若いエリザベートに幸せになってほしかった。赤の他人で三百年も前の人だけれど、本当にここで生きていた人。ただ幸せになってほしかった。自分の分まで。ここに本当に生きて暮らしていた人だからそう思うのかわからない。みんな幸せになってほしい。幸せであってほしい。自分にはかなわないことだと思っているからだろうか。絵里には自分の心が掴めない。 


 オランダにいられるのもあとふた月余り。産休明けの同僚のために引き継ぎ書を作り始めた。育った町へ帰る。家々が隙間なく立ち並び、張り巡らされた電線で切り取られた小さい空、アスファルトで覆われた町。オランダでの一年を懐かしみながら日本で朽ち果てていくのだろうか。もう終わりたいとも思う。十分生きたような気がする。

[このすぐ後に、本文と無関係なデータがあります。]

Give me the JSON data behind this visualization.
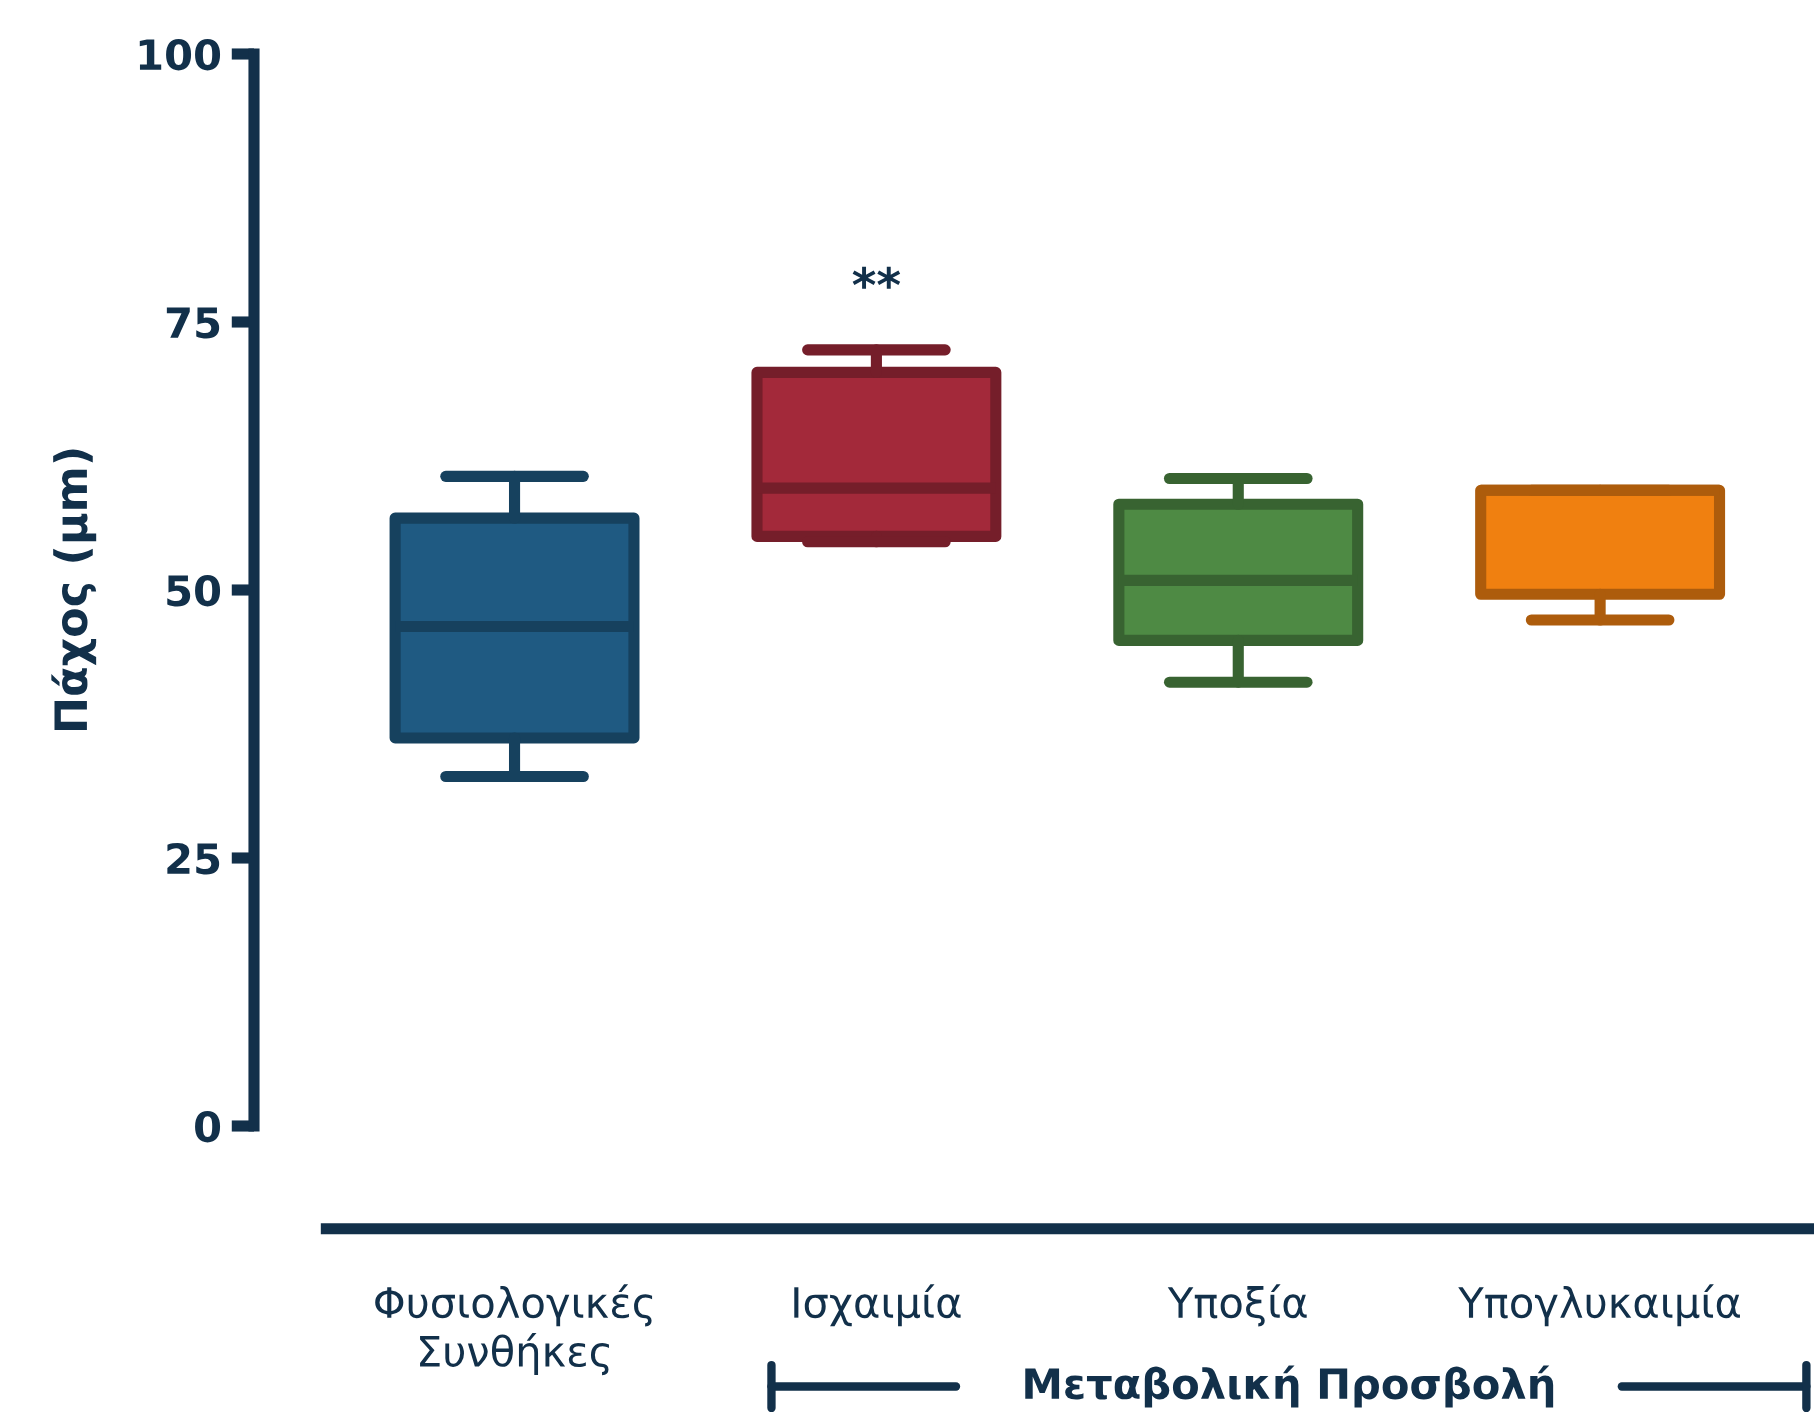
{
  "chart_data": {
    "type": "box",
    "ylabel": "Πάχος (μm)",
    "categories": [
      "Φυσιολογικές\nΣυνθήκες",
      "Ισχαιμία",
      "Υποξία",
      "Υπογλυκαιμία"
    ],
    "colors": [
      "#1f5a82",
      "#a3293a",
      "#4e8a44",
      "#f08010"
    ],
    "boxes": [
      {
        "low": 32.6,
        "q1": 36.2,
        "median": 46.6,
        "q3": 56.7,
        "high": 60.6
      },
      {
        "low": 54.5,
        "q1": 55.0,
        "median": 59.5,
        "q3": 70.3,
        "high": 72.4
      },
      {
        "low": 41.4,
        "q1": 45.3,
        "median": 50.9,
        "q3": 58.0,
        "high": 60.4
      },
      {
        "low": 47.2,
        "q1": 49.6,
        "median": 59.3,
        "q3": 59.3,
        "high": 59.3
      }
    ],
    "ylim": [
      0,
      100
    ],
    "yticks": [
      0,
      25,
      50,
      75,
      100
    ],
    "grid": false,
    "annotations": [
      "**",
      "Μεταβολική Προσβολή"
    ]
  }
}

 スティーブンの愛は優しく温かい。優しければ優しいほど絵里の心は擦り抜けて遠ざかる。愛されるということがわからないのかもしれない。愛されたことのない心は逃げるしか術を持たない。公然とした時間の終わりがスティーブンへの都合のいい言い訳になる。愛していないわけではないが愛され方がわからない。帰国の日が近づくほどに絵里の心は凪になる。この瞬間も過去にしまいこむ。もう体温をやっと保つ程度の熱しかない。


変わらずハンスの連絡を心の隅で小さく蹲って待ち続けている自分が哀れでならない。絵里は途切れた糸が決して再び繋がることはないとわかっている。蹲る小さな自分を燃やし尽くすには絵里自身を終わらせるしかないこともわかっている。だから諦めて朽ち果てる自分を眺めているしかないのだ。もう静かに眺めていられる。何もいらない。疲れた。